Aber hat Bundespräsident Alexander Van der Bellen bei der Beauftragung richtig gehandelt?
Der Bundespräsident hat mit allen Parteien gesprochen und ausgelotet, welche Koalition möglich wäre, welche Mehrheiten es geben könnte. Ich finde schon, dass es die richtige Entscheidung war, weil wenn er Kickl trotzdem beauftragen würde, obwohl er weiß, dass er keine Mehrheit findet, dann würde er der Republik viele Wochen an weiterer Verzögerung quasi antun. Der Bundespräsident ist der Bundespräsident. Er ist unabhängig und trifft seine Entscheidungen allein.
Sie und Ihre Partei sind scharf dagegen vorgegangen, dass Walter Rosenkranz von der FPÖ Parlamentspräsident wird. Als Klubobfrau müssen Sie aber mit ihm zusammenarbeiten. Wie geht das?
Walter Rosenkranz ist Präsident. Wir hatten mit ihm unsere erste Präsidiale, und er hat diese professionell moderiert. Aber die inhaltlichen Konfliktpunkte bleiben natürlich. Walter Rosenkranz hat Hans Stich, den Generalstaatsanwalt der Nazis, als Leistungsträger bezeichnet.
Er hat das im Nachhinein aber als Fehler bezeichnet.
Ich stelle fest, dass er bei diesen Dingen noch immer herumwabert. Jedenfalls kann so jemand nicht Vorsitzender des Nationalfonds für die Entschädigung von Nazi-Opfern sein. Wir haben dazu einen Gesetzesantrag eingebracht. Ein anderes Beispiel, warum ich glaube, dass wir mit Rosenkranz schlecht fahren: Er ist Präsident geworden, und nicht einmal eine Woche später hat er bereits den ungarischen Ministerpräsidenten Viktor Orbán im Parlament empfangen. Dazu wurde die EU-Fahne abmontiert. Das ist ein ganz klares Zeichen. Wir sind Mitglied in der EU, diese Aktion steht ihm meines Erachtens nicht zu.
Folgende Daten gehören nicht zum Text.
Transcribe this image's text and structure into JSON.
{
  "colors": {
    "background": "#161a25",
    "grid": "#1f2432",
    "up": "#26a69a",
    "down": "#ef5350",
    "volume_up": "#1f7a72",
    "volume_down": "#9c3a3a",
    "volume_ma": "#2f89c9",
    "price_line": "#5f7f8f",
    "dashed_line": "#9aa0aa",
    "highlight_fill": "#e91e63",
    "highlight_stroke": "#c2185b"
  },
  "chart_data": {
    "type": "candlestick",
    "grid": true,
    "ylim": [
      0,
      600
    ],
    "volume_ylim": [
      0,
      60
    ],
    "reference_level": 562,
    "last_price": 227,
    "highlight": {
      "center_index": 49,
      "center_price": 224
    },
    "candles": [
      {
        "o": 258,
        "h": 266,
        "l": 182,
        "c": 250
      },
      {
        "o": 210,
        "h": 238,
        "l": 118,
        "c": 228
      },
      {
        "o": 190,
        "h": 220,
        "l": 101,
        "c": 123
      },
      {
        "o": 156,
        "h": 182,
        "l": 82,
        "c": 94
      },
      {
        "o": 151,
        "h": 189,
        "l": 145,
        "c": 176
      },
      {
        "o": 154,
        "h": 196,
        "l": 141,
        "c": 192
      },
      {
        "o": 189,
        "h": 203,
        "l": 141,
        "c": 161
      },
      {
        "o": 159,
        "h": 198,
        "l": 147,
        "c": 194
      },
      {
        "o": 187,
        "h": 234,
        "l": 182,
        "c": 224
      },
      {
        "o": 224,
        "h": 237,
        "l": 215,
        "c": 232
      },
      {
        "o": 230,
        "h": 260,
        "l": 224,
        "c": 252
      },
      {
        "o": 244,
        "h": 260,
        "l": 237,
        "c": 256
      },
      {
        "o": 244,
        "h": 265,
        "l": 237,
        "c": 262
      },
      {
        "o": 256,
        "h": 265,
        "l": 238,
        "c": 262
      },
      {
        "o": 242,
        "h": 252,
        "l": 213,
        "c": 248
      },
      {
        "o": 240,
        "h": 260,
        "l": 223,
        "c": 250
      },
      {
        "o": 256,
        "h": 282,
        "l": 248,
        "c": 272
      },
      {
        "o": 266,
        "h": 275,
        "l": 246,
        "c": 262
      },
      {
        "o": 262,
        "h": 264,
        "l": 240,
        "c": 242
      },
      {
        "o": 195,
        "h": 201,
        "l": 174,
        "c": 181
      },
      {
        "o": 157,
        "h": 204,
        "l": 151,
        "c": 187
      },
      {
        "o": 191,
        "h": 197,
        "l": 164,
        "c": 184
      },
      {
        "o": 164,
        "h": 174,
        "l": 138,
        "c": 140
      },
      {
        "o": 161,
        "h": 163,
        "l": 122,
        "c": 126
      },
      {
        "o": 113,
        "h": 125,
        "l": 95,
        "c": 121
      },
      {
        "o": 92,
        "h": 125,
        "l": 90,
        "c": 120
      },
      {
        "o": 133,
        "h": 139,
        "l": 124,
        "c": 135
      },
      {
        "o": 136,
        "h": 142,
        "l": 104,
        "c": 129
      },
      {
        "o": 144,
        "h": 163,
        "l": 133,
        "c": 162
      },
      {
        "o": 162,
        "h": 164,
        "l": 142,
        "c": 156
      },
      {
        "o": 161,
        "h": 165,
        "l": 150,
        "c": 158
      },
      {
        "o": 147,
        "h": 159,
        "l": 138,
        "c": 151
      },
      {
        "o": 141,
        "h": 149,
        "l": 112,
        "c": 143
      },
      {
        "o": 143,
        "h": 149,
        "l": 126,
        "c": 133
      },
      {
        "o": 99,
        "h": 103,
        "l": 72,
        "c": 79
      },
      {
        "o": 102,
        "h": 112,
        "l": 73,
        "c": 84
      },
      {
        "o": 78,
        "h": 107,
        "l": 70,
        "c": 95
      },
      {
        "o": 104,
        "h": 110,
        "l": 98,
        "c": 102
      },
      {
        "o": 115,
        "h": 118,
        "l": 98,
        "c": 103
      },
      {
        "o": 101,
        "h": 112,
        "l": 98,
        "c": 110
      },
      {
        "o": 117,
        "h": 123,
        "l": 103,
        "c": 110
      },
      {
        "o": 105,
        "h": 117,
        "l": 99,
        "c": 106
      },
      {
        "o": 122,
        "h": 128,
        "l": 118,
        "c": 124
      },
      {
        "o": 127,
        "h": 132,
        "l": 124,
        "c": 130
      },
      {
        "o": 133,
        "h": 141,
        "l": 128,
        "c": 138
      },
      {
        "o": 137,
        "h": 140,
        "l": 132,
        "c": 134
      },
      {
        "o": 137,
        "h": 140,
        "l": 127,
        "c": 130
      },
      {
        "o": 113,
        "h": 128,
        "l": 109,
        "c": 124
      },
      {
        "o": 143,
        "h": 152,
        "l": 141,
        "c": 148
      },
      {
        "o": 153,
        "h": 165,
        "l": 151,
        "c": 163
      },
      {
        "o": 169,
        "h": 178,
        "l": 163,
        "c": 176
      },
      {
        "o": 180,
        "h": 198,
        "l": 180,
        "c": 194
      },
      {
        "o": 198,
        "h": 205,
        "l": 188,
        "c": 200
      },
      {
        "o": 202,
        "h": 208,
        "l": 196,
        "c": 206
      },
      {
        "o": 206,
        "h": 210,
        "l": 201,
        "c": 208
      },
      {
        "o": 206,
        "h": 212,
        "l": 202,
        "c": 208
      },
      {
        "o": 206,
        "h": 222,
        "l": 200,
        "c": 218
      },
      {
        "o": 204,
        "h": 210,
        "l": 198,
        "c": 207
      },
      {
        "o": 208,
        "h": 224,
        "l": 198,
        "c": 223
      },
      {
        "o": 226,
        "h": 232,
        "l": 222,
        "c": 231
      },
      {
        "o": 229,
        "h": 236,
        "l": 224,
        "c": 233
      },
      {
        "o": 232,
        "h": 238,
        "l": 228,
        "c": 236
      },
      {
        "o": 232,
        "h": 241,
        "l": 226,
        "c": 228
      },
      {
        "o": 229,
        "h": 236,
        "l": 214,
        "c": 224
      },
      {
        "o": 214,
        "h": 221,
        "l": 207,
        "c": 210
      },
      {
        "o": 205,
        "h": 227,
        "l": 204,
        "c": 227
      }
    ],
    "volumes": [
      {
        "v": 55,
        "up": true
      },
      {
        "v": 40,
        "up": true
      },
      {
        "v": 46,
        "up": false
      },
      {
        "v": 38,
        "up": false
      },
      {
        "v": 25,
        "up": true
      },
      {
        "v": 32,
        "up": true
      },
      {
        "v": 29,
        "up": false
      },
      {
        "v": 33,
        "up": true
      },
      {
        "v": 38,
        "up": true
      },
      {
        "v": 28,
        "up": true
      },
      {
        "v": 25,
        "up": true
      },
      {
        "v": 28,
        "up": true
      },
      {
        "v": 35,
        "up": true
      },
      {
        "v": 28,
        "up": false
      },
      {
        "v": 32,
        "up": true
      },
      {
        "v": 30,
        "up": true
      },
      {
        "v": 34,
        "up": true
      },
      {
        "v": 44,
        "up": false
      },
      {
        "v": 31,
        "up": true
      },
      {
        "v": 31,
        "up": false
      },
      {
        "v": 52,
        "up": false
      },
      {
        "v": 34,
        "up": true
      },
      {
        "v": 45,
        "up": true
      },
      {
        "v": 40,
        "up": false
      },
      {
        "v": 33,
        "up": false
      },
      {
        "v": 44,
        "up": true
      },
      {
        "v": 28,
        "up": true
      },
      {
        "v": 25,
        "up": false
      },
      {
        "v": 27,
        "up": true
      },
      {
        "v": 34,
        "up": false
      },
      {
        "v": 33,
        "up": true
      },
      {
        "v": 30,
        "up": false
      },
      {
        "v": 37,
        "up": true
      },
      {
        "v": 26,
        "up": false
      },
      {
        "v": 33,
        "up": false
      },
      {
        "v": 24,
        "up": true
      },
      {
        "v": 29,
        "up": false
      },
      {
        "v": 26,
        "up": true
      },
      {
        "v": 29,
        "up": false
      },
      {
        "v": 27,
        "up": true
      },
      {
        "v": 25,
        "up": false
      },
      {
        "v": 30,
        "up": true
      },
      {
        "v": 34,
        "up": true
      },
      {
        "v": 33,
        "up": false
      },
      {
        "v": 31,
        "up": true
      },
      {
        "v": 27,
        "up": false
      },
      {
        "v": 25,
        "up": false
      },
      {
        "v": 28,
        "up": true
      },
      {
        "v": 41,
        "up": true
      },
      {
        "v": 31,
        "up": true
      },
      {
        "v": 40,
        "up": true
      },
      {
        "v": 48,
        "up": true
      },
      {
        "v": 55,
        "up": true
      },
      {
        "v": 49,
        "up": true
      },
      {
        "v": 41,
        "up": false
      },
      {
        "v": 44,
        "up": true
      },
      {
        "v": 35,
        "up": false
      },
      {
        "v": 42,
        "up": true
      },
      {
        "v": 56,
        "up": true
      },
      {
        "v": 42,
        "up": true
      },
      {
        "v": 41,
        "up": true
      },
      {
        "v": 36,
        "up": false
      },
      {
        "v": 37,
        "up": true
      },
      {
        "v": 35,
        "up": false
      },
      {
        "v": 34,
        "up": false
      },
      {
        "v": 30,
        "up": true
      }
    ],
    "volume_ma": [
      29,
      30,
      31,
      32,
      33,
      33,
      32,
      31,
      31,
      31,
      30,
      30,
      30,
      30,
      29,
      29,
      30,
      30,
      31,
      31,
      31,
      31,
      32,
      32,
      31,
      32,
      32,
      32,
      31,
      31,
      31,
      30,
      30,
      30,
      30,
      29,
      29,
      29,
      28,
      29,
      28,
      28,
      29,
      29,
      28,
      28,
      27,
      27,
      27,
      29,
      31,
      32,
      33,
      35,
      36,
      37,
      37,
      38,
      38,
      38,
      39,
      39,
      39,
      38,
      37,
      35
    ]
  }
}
Ein Nationalratspräsident hat eine Machtfülle, das hat auch sein ÖVP-Vorgänger Sobotka bewiesen.
Ohne Wolfgang Sobotka verteidigen zu wollen, aber der hätte sich so etwas wie den Orbán-Besuch nie geleistet.
Im kommenden Jahr zieht sich Werner Kogler zurück, und die Grünen wählen eine neue Parteiführung. Sie haben schon jetzt dafür abgesagt. Warum?
Mein Platz ist der Parlamentsklub. Das war immer schon so, dort liegt meine Leidenschaft. Ich habe in der Vergangenheit auch auf jede Frage bezüglich eines Ministerinnenamtes so geantwortet. Wir haben viele gute Leute, und wir werden diese Frage im nächsten Jahr klären. Und ich werde alles dazu tun, um die neue Chefin oder den neuen Chef bestmöglich zu unterstützen.
Gibt es eine Wunschkandidatin oder einen Wunschkandidaten?
Wir haben viele gute Leute, wir werden das gemeinsam im Team entscheiden.